Security-related UTM events can be logged using the BS2000 function SAT (Security Audit Trail). SAT is used to audit unauthorized infiltration attempts, for example, thereby facilitating an immediate response to such events (alarm function). Any possible damage can thus be minimized or avoided altogether.

The prerequisites for implementing SAT logging are the BS2000 component SECOS and the subsystem SATCP. openUTM allows you to control SAT logging of UTM events for your application using the KDCDEF generation (see openUTM manual “Generating Applications”, MAX statement) and using UTM SAT administration functions (see "UTM SAT administration commands").

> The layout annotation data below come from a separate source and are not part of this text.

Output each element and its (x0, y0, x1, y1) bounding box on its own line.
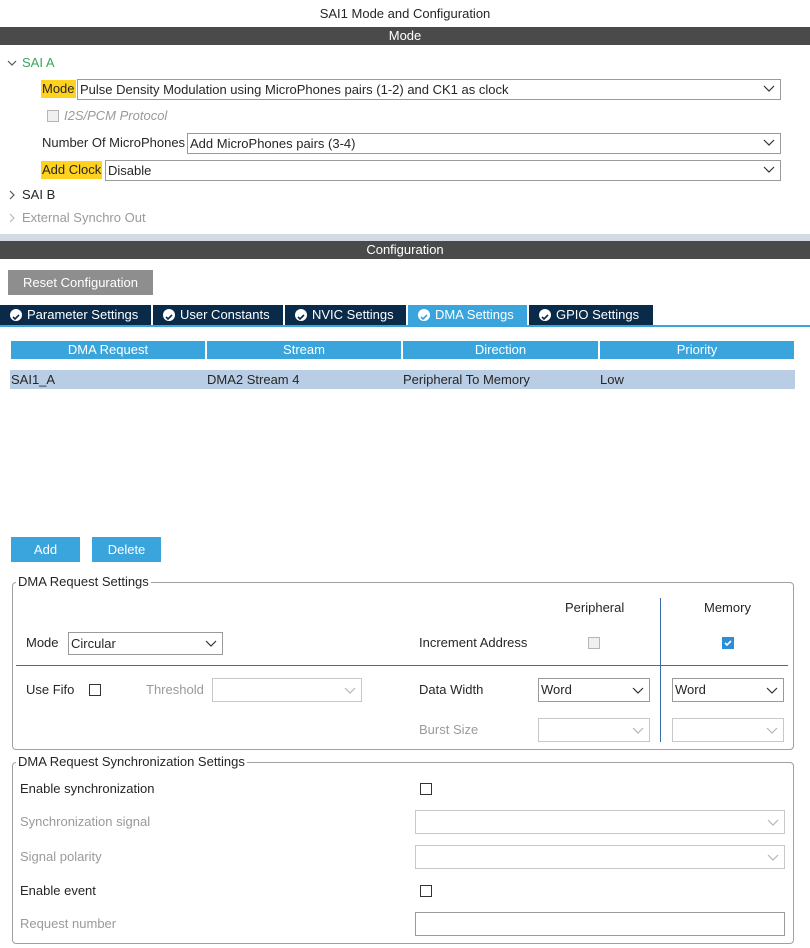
threshold-label: Threshold (146, 682, 204, 697)
memory-data-width-value: Word (675, 682, 706, 697)
table-cell: Peripheral To Memory (402, 370, 599, 389)
enable-event-label: Enable event (20, 883, 96, 898)
tab-parameter-settings[interactable]: Parameter Settings (0, 305, 151, 325)
chevron-right-icon (9, 190, 15, 200)
add-clock-select[interactable]: Disable (105, 160, 781, 181)
i2s-pcm-label: I2S/PCM Protocol (64, 108, 168, 123)
chevron-down-icon (767, 819, 779, 826)
use-fifo-checkbox[interactable] (89, 684, 101, 696)
memory-burst-size-select[interactable] (672, 718, 784, 742)
chevron-down-icon (766, 727, 778, 734)
num-mic-label: Number Of MicroPhones (42, 135, 186, 150)
tab-label: User Constants (180, 307, 270, 322)
column-header-priority[interactable]: Priority (600, 341, 794, 359)
signal-polarity-select[interactable] (415, 845, 785, 869)
dma-mode-select[interactable]: Circular (68, 632, 223, 655)
check-circle-icon (418, 309, 430, 321)
enable-sync-checkbox[interactable] (420, 783, 432, 795)
burst-size-label: Burst Size (419, 722, 479, 737)
mode-header: Mode (0, 27, 810, 45)
dma-mode-select-value: Circular (71, 636, 116, 651)
checkmark-icon (724, 640, 732, 647)
chevron-down-icon (205, 640, 217, 647)
tab-gpio-settings[interactable]: GPIO Settings (529, 305, 653, 325)
peripheral-header: Peripheral (565, 600, 625, 615)
tab-dma-settings[interactable]: DMA Settings (408, 305, 527, 325)
chevron-right-icon (9, 213, 15, 223)
i2s-pcm-checkbox[interactable] (47, 110, 59, 122)
table-cell: Low (599, 370, 795, 389)
chevron-down-icon (763, 139, 775, 146)
peripheral-data-width-select[interactable]: Word (538, 678, 650, 702)
sai-a-label: SAI A (22, 55, 55, 70)
add-clock-select-value: Disable (108, 163, 152, 178)
chevron-down-icon (767, 854, 779, 861)
memory-header: Memory (704, 600, 751, 615)
num-mic-select[interactable]: Add MicroPhones pairs (3-4) (187, 133, 781, 154)
mode-select[interactable]: Pulse Density Modulation using MicroPhon… (77, 79, 781, 100)
sync-signal-select[interactable] (415, 810, 785, 834)
use-fifo-label: Use Fifo (26, 682, 75, 697)
chevron-down-icon (344, 687, 356, 694)
tab-label: Parameter Settings (27, 307, 139, 322)
request-number-label: Request number (20, 916, 117, 931)
column-header-direction[interactable]: Direction (403, 341, 598, 359)
chevron-down-icon (763, 85, 775, 92)
memory-data-width-select[interactable]: Word (672, 678, 784, 702)
num-mic-select-value: Add MicroPhones pairs (3-4) (190, 136, 356, 151)
sync-settings-title: DMA Request Synchronization Settings (16, 754, 247, 769)
peripheral-increment-checkbox[interactable] (588, 637, 600, 649)
sai-b-label: SAI B (22, 187, 56, 202)
dma-mode-label: Mode (26, 635, 59, 650)
tab-label: DMA Settings (435, 307, 514, 322)
data-width-label: Data Width (419, 682, 484, 697)
chevron-down-icon (632, 727, 644, 734)
mode-label: Mode (41, 80, 76, 98)
check-circle-icon (295, 309, 307, 321)
check-circle-icon (539, 309, 551, 321)
reset-configuration-button[interactable]: Reset Configuration (8, 270, 153, 295)
chevron-down-icon (632, 687, 644, 694)
external-synchro-out-label: External Synchro Out (22, 210, 146, 225)
tab-underline (0, 325, 810, 327)
tree-item-sai-a[interactable]: SAI A (6, 53, 55, 73)
tab-nvic-settings[interactable]: NVIC Settings (285, 305, 406, 325)
tab-label: NVIC Settings (312, 307, 394, 322)
check-circle-icon (163, 309, 175, 321)
column-divider (660, 598, 661, 742)
increment-address-label: Increment Address (419, 635, 528, 650)
enable-event-checkbox[interactable] (420, 885, 432, 897)
add-clock-label: Add Clock (41, 161, 103, 179)
window-title: SAI1 Mode and Configuration (319, 6, 491, 21)
column-header-dma-request[interactable]: DMA Request (11, 341, 205, 359)
sync-signal-label: Synchronization signal (20, 814, 151, 829)
chevron-down-icon (766, 687, 778, 694)
chevron-down-icon (7, 60, 17, 66)
dma-request-settings-title: DMA Request Settings (16, 574, 151, 589)
config-tabs: Parameter Settings User Constants NVIC S… (0, 305, 810, 327)
threshold-select[interactable] (212, 678, 362, 702)
table-cell: DMA2 Stream 4 (206, 370, 402, 389)
request-number-input[interactable] (415, 912, 785, 936)
configuration-header: Configuration (0, 241, 810, 259)
chevron-down-icon (763, 166, 775, 173)
memory-increment-checkbox[interactable] (722, 637, 734, 649)
enable-sync-label: Enable synchronization (20, 781, 155, 796)
table-cell: SAI1_A (10, 370, 206, 389)
signal-polarity-label: Signal polarity (20, 849, 102, 864)
delete-button[interactable]: Delete (92, 537, 161, 562)
tree-item-external-synchro-out[interactable]: External Synchro Out (6, 208, 146, 228)
tree-item-sai-b[interactable]: SAI B (6, 185, 55, 205)
mode-select-value: Pulse Density Modulation using MicroPhon… (80, 82, 509, 97)
tab-user-constants[interactable]: User Constants (153, 305, 283, 325)
section-splitter[interactable] (0, 234, 810, 241)
row-divider (16, 665, 788, 666)
peripheral-burst-size-select[interactable] (538, 718, 650, 742)
column-header-stream[interactable]: Stream (207, 341, 401, 359)
add-button[interactable]: Add (11, 537, 80, 562)
tab-label: GPIO Settings (556, 307, 640, 322)
peripheral-data-width-value: Word (541, 682, 572, 697)
check-circle-icon (10, 309, 22, 321)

For a UTM application (generated with MAX ...,SECLEV=NO), SAT logging can be switched on in the UTM generation (MAX ...,SAT=ON) or using UTM SAT administration functions (KDCMSAT SAT=ON). With UTM SAT administration functions, logging can be switched off again at any time during operation (KDCMSAT SAT=OFF). When SAT logging is switched on, minimum logging is implemented.
Minimum logging covers the following UTM events:

• A task signs on to or off from the UTM application

• A UTM SAT administration command is entered

• Program components are exchanged using BLS

Other events can also be defined. The logging of these events can be switched on and off for specific events, specific users, and specific jobs. The predefinition of the events to be logged is called preselection (see "Preselection - defining the events to be logged"). Preselection can take place in the UTM generation and using UTM SAT administration functions.

The structure of SAT log records is described in the Appendix on "Structure of SAT log records".